Pundaknya berjengit menghindari sentuhan tangan Mahesa yang mencoba mengelus leher jenjangnya. Terasa geli dan aneh bagi Athalia yang tak pernah merasakan sentuhan dari laki-laki dewasa.
Mahesa tersenyum menang. “Baiklah. Tampaknya kau sudah sangat tidak sabar ingin segera mendesah di atas ranjangku,” ejeknya membuat Athalia mendengus dan mengalihkan pandangan ke samping.
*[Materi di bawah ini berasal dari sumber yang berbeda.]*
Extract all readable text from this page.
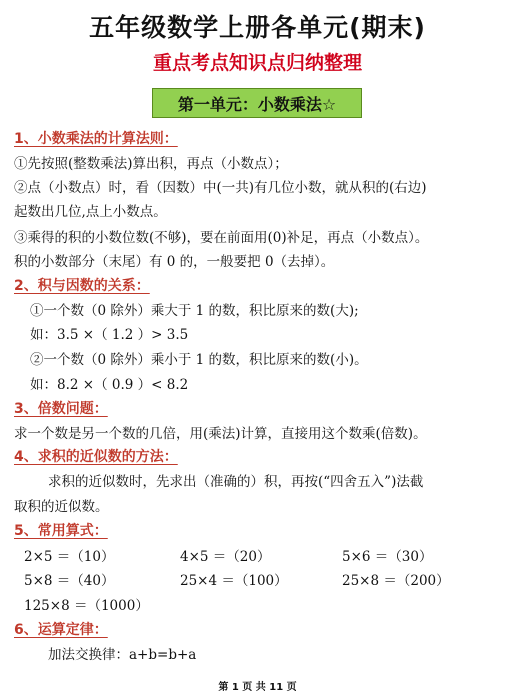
五年级数学上册各单元(期末)
重点考点知识点归纳整理
第一单元：小数乘法☆
1、小数乘法的计算法则：
①先按照(整数乘法)算出积，再点（小数点）；
②点（小数点）时，看（因数）中(一共)有几位小数，就从积的(右边)
起数出几位,点上小数点。
③乘得的积的小数位数(不够)，要在前面用(0)补足，再点（小数点）。
积的小数部分（末尾）有 0 的，一般要把 0（去掉）。
2、积与因数的关系：
①一个数（0 除外）乘大于 1 的数，积比原来的数(大);
如：3.5 ×（ 1.2 ）> 3.5
②一个数（0 除外）乘小于 1 的数，积比原来的数(小)。
如：8.2 ×（ 0.9 ）< 8.2
3、倍数问题：
求一个数是另一个数的几倍，用(乘法)计算，直接用这个数乘(倍数)。
4、求积的近似数的方法：
求积的近似数时，先求出（准确的）积，再按(“四舍五入”)法截
取积的近似数。
5、常用算式：
2×5 ＝（10）	4×5 ＝（20）	5×6 ＝（30）
5×8 ＝（40）	25×4 ＝（100）	25×8 ＝（200）
125×8 ＝（1000）
6、运算定律：
加法交换律：a+b=b+a
第 1 页 共 11 页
Menyeringai tipis, Mahesa memindai wajah Athalia yang begitu polos. Wajah yang meski jarang terpoles oleh make-up tebal, tetapi masih menampilkan kesan cantik yang unik.
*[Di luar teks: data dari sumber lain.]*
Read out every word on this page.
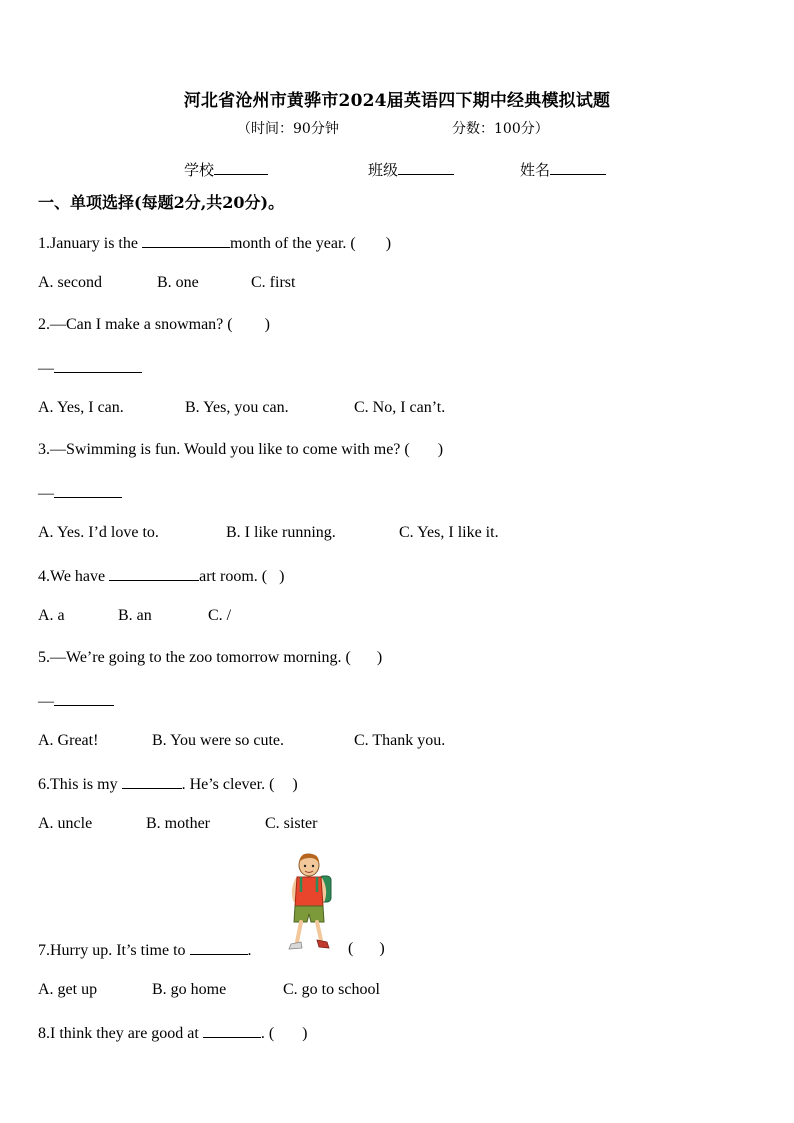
河北省沧州市黄骅市2024届英语四下期中经典模拟试题
（时间：90分钟	分数：100分）
学校	班级	姓名
一、单项选择(每题2分,共20分)。
1.January is the	month of the year. ( )
A. second	B. one	C. first
2.—Can I make a snowman? ( )
—
A. Yes, I can.	B. Yes, you can.	C. No, I can’t.
3.—Swimming is fun. Would you like to come with me? ( )
—
A. Yes. I’d love to.	B. I like running.	C. Yes, I like it.
4.We have	art room. ( )
A. a	B. an	C. /
5.—We’re going to the zoo tomorrow morning. ( )
—
A. Great!	B. You were so cute.	C. Thank you.
6.This is my	. He’s clever. ( )
A. uncle	B. mother	C. sister
7.Hurry up. It’s time to	.	( )
A. get up	B. go home	C. go to school
8.I think they are good at	. ( )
Tangannya mengambil sebuah kartu di dompet, lalu memberikannya pada Athalia.
“Itu kartu namaku. Di sana ada alamat apartmenku. Kalau kau ingin semua dilakukan secepatnya, maka datanglah malam ini. Mulai nanti malam kau sudah bisa bekerja sebagai teman tidurku,” ucap Mahesa.
Athalia menerima kartu nama itu dengan tangan yang agak bergetar. Meski hati kecilnya sangat menentang apa yang ia putuskan saat ini. Tetapi Athalia tetap harus melakukannya untuk Yasna.
Mata bulatnya melekat pada kartu nama yang tadi disodorkan Mahesa. Tiba-tiba Athalia menelan ludahnya berat, benaknya membayangkan apa yang akan terjadi nanti malam dengan dirinya?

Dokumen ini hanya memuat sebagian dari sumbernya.